How Interval Training Can Make You Incredibly Efficient at Work - JumpCrisscross
http://dealbook.nytimes.com/2013/07/19/how-interval-training-can-make-you-incredibly-efficient-at-work/?nl=business&emc=edit_dlbkpm_20130719

======
waster
This matches my experience. I have multiple demands on me, perhaps more so
than many: multiple contracts, startup, founder/ED of a nonprofit that though
not fully launched still takes time from my schedule every day, multiple
creative projects, and some extremely unusual personal commitments that
require that I work in smaller chunks than most people do.

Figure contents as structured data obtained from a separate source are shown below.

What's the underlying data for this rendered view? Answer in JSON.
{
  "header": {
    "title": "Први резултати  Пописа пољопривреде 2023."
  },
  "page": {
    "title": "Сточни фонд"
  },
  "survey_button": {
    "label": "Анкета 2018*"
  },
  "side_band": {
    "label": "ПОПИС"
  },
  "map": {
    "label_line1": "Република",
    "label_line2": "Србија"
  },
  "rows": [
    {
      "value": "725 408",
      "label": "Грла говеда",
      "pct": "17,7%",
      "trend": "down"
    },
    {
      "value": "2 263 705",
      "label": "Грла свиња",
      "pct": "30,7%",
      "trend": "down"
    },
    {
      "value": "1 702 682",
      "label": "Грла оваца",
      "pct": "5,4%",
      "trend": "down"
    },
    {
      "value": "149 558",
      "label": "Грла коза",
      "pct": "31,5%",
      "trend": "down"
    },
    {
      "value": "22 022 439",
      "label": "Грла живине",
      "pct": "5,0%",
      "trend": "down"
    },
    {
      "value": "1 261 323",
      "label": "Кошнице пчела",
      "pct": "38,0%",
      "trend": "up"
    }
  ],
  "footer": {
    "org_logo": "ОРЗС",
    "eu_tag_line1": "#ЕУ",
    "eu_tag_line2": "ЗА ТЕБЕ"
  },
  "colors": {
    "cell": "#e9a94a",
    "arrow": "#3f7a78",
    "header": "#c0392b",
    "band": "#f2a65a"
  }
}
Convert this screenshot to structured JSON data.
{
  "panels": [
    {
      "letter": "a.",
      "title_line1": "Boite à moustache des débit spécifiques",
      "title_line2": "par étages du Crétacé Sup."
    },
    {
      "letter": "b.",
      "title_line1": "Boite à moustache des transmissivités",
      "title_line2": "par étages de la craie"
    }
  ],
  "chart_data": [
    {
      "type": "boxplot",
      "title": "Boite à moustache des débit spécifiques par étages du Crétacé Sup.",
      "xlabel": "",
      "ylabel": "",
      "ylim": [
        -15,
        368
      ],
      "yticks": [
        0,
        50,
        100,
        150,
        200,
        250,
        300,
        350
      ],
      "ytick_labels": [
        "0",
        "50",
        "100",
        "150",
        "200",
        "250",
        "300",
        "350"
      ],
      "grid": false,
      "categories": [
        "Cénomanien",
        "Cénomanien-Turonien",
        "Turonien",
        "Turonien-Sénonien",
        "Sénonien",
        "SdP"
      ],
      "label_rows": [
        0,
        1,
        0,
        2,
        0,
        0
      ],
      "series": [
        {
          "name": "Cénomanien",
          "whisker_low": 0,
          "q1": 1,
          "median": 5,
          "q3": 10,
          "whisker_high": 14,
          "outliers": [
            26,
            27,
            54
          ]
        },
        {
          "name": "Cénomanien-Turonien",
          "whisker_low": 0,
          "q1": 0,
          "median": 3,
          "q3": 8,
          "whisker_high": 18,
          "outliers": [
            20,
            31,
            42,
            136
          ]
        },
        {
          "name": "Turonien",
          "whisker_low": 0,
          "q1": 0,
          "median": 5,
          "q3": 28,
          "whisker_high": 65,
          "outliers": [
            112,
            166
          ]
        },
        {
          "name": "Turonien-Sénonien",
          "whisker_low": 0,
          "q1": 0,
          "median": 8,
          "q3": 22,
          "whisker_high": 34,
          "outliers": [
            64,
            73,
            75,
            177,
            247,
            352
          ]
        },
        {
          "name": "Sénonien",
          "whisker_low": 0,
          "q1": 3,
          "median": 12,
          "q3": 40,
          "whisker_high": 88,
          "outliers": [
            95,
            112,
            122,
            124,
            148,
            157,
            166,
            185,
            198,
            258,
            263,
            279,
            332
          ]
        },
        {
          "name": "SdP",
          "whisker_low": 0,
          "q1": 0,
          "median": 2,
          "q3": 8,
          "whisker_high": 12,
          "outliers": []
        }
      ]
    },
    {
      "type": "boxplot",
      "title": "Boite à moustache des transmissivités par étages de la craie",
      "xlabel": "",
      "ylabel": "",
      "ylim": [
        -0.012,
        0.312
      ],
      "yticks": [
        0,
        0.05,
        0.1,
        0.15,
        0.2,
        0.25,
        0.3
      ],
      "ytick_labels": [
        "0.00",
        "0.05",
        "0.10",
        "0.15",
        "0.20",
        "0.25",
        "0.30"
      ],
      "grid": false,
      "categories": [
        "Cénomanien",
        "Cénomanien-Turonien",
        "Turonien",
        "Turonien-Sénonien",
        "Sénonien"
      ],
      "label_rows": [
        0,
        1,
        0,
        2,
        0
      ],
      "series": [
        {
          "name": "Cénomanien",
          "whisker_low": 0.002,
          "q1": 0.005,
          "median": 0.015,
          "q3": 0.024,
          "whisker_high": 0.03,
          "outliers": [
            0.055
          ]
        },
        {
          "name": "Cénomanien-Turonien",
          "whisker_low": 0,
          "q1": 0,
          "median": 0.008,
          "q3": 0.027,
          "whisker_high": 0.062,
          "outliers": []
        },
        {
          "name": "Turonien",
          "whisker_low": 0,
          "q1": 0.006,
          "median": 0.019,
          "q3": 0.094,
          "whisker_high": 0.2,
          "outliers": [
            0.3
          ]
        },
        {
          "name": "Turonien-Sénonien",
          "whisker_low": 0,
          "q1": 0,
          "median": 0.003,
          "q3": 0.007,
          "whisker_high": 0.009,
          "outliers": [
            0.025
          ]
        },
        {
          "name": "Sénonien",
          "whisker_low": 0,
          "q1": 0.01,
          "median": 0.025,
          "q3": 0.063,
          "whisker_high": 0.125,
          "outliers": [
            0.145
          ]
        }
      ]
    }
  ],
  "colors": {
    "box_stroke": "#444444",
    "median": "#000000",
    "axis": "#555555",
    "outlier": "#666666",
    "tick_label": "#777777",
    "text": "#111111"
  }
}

The net result is extreme productivity and focus when I am working, punctuated
with breaks that, while not always relaxing in nature, are completely
different than what I'm doing when I'm working. My last employer, before I
went solo, was stunned by my productivity. I'm not saying that to compliment
myself at all, but rather to underscore what I think is the extreme
effectiveness of this approach (I have found that if my use of this approach
falls off, my productivity falls off). Focus hard for what is basically a
sprint, and then do something else, ideally that you find relaxing. Then do it
all again.

It's a modification of the work hard/play hard philosophy: Work hard, play
hard, work hard, play hard, work hard, play hard....